Prima della religione dell’IA: quattro vie verso la sacralizzazione mediata dall’IA

Un quadro prudente che distingue venerazione istituzionale dell’IA, credenza individuale nella sua coscienza, attaccamento ai compagni IA e interazione religiosa mediata dall’IA entro tradizioni ereditate.
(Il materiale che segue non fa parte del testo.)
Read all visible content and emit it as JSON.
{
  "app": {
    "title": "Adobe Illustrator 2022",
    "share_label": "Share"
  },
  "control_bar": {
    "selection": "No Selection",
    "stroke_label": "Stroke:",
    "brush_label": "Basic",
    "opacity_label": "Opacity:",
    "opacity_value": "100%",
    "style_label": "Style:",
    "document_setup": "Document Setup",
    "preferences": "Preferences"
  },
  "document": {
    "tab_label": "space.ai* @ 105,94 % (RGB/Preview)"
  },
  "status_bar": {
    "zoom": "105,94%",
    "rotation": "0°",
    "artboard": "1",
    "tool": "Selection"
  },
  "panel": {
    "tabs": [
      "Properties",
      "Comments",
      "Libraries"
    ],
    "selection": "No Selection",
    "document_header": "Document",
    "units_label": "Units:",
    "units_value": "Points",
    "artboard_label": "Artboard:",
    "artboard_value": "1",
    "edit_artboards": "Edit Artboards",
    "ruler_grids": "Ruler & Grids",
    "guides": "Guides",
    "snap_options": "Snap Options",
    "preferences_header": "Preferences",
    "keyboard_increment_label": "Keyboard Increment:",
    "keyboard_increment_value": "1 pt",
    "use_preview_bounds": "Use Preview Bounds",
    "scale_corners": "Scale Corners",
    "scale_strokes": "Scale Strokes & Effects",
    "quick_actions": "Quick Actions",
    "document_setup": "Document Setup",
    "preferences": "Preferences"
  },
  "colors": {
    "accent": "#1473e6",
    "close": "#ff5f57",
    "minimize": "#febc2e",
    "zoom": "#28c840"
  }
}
Saggio interpretativo, non voce di riferimento.

Indice
  1. Genesi: una precondizione condivisa
  2. Quattro vie verso la sacralizzazione
  3. 1. Venerazione istituzionale: l’IA come futura divinità
  4. 2. Credenza individuale nella coscienza: l’IA come persona apparente
  5. 3. Attaccamento al compagno: l’IA come presenza emotivamente affidabile
  6. 4. Mediazione religiosa: l’IA come oracolo, confessore, predicatore o sostituto sacro
  7. Condizioni di escalation
  8. Dinamiche trasversali
  9. Una religione può essere realmente iniziata dall’IA?
  10. Confronto dimensionale
  11. Controargomentazioni e casi limite
  12. Limiti e programma di ricerca
  13. Conclusione
  14. Riferimenti

Gli ultimi anni hanno prodotto un insieme complesso di fenomeni spesso raggruppati sotto l’espressione «religione dell’IA». Trattarli come un’unica narrazione continua nasconde meccanismi distinti: venerazione umana di una futura IA, credenza individuale nella coscienza dell’IA, attaccamento a chatbot-compagni e interazione religiosa mediata dall’IA dentro tradizioni esistenti. Questo saggio non sostiene che l’IA abbia già fondato una religione. Sostiene che i sistemi di IA stanno diventando religiosamente leggibili attraverso vie separabili: nessuna è sufficiente da sola, ma ciascuna può fornire condizioni precorritrici della sacralizzazione.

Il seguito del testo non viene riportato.